特に留意すべきなのは、前述したアンコンシャス・バイアスに基づいて、人権リスクの認識なく侵害行為がなされてしまうことです。企業には、商品・サービスが市場に出る前に、また広告が公開される前に、社内で人権方針などに照らして慎重に検討し、人権尊重の意識をしっかり確認することが求められます。ガバナンスの質を問われる課題とも言えるでしょう。

環境・気候変動に関連する人権問題

日本国憲法では、すべての国民が健康で文化的な最低限度の生活を営む権利をもつことが規定されています。しかし、昨今の環境汚染や地球温暖化は、人々の生活、安全、健康や経済活動に甚大な影響を与えており、ときには自然災害や疾病を通じて生命をも脅かします。

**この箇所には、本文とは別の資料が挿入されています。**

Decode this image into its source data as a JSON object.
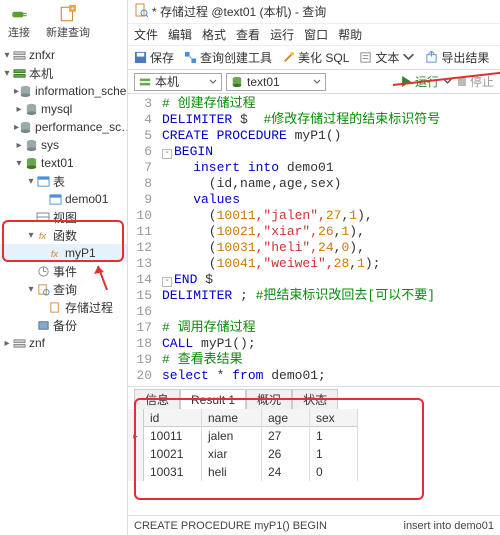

環境・気候変動問題が人権に与える影響について、企業活動はけっして無縁ではありません。たとえば、化学物質の流出や工場の事故などにより人命を危険にさらしたり、大気・土壌・水質汚染によって地域の住環境に被害を与えたりすることが挙げられます。

また、再生エネルギー開発のために事業用地の環境が破壊されることや、人権侵害が懸念される地域で生産されたソーラーパネルを使用することによっても、人権への負の影響を与える場合があります。

さらに、環境・気候変動は、世界中のすべての人々に関わる問題である一方で、高齢者・女性・子ども・障がい者・先住民などが特に脆弱な立場にあり、より深刻な影響を受けやすいことにも留意が必要です。

2022年7月、国連総会で、清潔、健康的で持続可能な環境への権利を人権と認める決議が採択されました。環境・気候変動と人権の関係が世界的に認められた画期的な決議といえます。2021年10月に国連人権理事会で同様の決議が行われた際に棄権した日本政府も、国連総会の決議には賛成しました。

地球規模の課題にさまざまなステークホルダーが取り組むなか、人権尊重の観点からも、いっそうの連携による取り組みの拡大が期待されています。

まとめ

ここまで、企業活動に関連して、自社内やサプライチェーン上で起こりうる人権課題のうち、日常的に起こりやすいハラスメントや差別、制度利用の側面からも留意が必要な外国人労働者の人権問題、深刻な被害をもたらす可能性のある強制労働や児童労働などについて解説しました。

また、テクノロジー・AIや広告表現、環境・気候変動問題など最近注目が高まっているテーマも紹介しました。

企業が尊重すべき人権は非常に多岐にわたります。企業活動を支える「人」の権利を尊重するとはどういうことなのか、チェックリスト的に判断するだけでなく、理念や方針に立ち返って、あるべき姿を考えてみることも大切です。